Multi-Target Prediction
(tutorial lecture for DS 2013)

Author: Krzysztof Dembczyński

Affiliation: Laboratory of Intelligent Decision Support Systems
Politechnika Poznańska, Poznań Poland

Abstract. Traditional methods in machine learning and statistics provide data-driven models for predicting one-dimensional targets, such as binary outputs in classification and real-valued outputs in regression. In recent years, novel application domains have triggered fundamental research on more complicated problems where multi-target predictions are required. Such problems arise in diverse application domains, such as document categorization, tag recommendation of images, videos and music, information retrieval, natural language processing, drug discovery, biology, etc. Specific multi-target prediction problems have been studied in a variety of subfields of machine learning and statistics, such as multi-label classification, multivariate regression, sequence learning, structured output prediction, preference learning, multi-task learning and collective learning. Despite their commonalities, work on solving problems in the above domains has typically been performed in isolation, without much interaction between the different sub-communities.
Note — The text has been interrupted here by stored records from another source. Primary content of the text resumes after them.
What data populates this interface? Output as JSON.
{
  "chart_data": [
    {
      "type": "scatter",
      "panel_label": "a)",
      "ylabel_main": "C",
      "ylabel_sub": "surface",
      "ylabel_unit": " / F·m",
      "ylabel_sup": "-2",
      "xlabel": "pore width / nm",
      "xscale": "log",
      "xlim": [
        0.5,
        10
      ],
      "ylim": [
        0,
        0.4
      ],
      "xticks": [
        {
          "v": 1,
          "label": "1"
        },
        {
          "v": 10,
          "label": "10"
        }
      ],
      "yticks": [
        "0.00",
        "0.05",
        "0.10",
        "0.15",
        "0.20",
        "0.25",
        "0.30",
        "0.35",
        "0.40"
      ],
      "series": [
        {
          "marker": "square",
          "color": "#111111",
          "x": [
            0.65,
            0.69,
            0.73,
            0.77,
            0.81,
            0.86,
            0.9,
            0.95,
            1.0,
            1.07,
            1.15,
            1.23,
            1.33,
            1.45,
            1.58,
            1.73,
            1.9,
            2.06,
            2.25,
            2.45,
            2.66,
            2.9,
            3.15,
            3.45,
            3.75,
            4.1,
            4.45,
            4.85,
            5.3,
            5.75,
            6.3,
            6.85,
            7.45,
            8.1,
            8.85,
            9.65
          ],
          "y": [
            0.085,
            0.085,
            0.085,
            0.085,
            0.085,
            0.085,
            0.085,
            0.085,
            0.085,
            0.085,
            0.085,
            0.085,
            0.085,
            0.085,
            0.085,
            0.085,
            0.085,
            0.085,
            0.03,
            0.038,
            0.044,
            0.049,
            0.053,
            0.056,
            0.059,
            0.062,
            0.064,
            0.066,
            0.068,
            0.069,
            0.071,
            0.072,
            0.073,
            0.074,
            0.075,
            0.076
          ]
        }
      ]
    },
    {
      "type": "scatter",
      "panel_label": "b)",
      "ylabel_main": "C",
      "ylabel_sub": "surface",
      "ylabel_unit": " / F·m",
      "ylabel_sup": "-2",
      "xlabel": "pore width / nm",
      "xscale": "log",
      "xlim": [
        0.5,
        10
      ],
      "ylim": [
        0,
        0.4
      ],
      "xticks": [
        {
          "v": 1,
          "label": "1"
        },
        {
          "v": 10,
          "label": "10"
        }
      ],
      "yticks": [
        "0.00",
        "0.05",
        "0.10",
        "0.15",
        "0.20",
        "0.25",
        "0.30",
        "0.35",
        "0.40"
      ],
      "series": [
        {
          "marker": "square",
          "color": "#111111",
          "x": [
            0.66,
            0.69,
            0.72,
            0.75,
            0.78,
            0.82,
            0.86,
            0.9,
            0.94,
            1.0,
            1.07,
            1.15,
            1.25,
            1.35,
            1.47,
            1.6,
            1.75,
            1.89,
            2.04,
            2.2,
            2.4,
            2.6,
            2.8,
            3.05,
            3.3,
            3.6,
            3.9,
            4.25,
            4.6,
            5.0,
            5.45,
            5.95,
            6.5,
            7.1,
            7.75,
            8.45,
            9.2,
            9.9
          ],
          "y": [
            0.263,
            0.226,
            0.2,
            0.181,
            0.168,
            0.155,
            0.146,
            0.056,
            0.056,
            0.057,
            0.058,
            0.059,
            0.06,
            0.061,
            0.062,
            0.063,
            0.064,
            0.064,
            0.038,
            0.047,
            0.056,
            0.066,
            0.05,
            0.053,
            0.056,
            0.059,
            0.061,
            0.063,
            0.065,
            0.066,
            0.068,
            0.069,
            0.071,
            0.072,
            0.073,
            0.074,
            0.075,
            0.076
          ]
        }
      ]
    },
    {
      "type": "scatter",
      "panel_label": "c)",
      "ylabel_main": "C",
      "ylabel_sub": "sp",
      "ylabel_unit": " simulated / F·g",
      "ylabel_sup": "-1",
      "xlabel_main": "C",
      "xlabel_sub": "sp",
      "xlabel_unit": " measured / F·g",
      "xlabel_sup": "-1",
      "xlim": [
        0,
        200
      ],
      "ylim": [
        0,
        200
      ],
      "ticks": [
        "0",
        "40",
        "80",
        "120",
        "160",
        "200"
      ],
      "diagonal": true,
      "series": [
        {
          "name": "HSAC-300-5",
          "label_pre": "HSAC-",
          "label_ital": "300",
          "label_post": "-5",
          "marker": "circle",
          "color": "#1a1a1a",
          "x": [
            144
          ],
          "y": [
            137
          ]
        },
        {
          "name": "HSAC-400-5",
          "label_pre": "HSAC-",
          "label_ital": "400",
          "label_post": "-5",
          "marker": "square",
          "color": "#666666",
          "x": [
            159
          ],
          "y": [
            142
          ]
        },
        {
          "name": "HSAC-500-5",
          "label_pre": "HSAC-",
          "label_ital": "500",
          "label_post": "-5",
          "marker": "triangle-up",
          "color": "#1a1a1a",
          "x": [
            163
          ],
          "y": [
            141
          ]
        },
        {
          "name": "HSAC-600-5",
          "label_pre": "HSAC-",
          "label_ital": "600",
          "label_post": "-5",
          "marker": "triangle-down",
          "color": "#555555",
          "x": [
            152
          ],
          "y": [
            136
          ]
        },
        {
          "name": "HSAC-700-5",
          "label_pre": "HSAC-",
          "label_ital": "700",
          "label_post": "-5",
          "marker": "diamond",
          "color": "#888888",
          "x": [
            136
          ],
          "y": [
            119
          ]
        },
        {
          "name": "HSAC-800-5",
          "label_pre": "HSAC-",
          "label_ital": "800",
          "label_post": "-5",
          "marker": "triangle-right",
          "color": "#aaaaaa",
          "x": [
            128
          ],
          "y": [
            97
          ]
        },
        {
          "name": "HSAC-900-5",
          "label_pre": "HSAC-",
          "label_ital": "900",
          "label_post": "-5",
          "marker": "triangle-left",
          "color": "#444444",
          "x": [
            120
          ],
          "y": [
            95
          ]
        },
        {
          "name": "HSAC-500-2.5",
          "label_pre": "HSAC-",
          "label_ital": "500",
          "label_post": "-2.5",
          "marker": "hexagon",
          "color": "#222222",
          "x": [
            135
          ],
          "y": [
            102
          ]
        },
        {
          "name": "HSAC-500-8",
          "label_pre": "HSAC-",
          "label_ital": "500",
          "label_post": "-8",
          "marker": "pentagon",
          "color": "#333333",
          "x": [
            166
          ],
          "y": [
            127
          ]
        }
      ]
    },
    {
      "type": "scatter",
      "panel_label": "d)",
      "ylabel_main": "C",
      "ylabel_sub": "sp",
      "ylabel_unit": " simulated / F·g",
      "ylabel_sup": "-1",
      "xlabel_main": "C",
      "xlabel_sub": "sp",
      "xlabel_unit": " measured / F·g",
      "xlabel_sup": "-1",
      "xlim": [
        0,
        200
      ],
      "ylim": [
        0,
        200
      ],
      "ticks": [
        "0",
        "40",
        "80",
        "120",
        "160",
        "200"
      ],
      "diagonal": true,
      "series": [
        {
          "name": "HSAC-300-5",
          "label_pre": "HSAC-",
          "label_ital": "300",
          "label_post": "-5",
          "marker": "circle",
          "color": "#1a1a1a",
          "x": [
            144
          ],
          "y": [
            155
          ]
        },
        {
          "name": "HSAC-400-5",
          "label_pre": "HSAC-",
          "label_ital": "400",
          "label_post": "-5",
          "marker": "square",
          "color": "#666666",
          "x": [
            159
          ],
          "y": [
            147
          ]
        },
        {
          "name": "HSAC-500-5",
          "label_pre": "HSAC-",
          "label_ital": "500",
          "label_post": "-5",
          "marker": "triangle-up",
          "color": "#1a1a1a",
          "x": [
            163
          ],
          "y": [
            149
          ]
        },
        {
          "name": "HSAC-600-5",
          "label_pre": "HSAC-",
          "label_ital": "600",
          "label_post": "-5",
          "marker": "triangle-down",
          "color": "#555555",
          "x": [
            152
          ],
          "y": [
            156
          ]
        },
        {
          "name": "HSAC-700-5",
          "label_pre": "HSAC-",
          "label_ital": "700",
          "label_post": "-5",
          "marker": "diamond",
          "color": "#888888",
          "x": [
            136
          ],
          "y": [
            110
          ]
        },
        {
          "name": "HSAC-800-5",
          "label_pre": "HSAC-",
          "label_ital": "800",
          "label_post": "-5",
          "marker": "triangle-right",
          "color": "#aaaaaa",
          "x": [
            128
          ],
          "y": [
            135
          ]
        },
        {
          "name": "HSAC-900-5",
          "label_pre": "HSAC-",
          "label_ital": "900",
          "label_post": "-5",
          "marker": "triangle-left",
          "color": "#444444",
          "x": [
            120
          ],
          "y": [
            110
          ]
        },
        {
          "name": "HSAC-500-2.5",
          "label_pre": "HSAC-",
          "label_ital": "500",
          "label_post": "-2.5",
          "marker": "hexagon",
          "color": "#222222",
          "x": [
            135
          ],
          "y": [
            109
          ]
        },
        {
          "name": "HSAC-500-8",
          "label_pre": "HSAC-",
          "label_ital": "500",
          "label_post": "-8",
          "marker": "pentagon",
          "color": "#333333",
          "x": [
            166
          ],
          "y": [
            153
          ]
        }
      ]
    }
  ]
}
The main goal of the tutorial is to present a unifying overview of the above-mentioned subfields of machine learning, by focusing on the simultaneous prediction of multiple, mutually dependent output variables. We will distinguish two different views on these problems. The individual-target view concerns improving a prediction quality of a single target by using information from other targets. The joint-target view concerns minimization of complex loss functions that cannot be decomposed to single targets.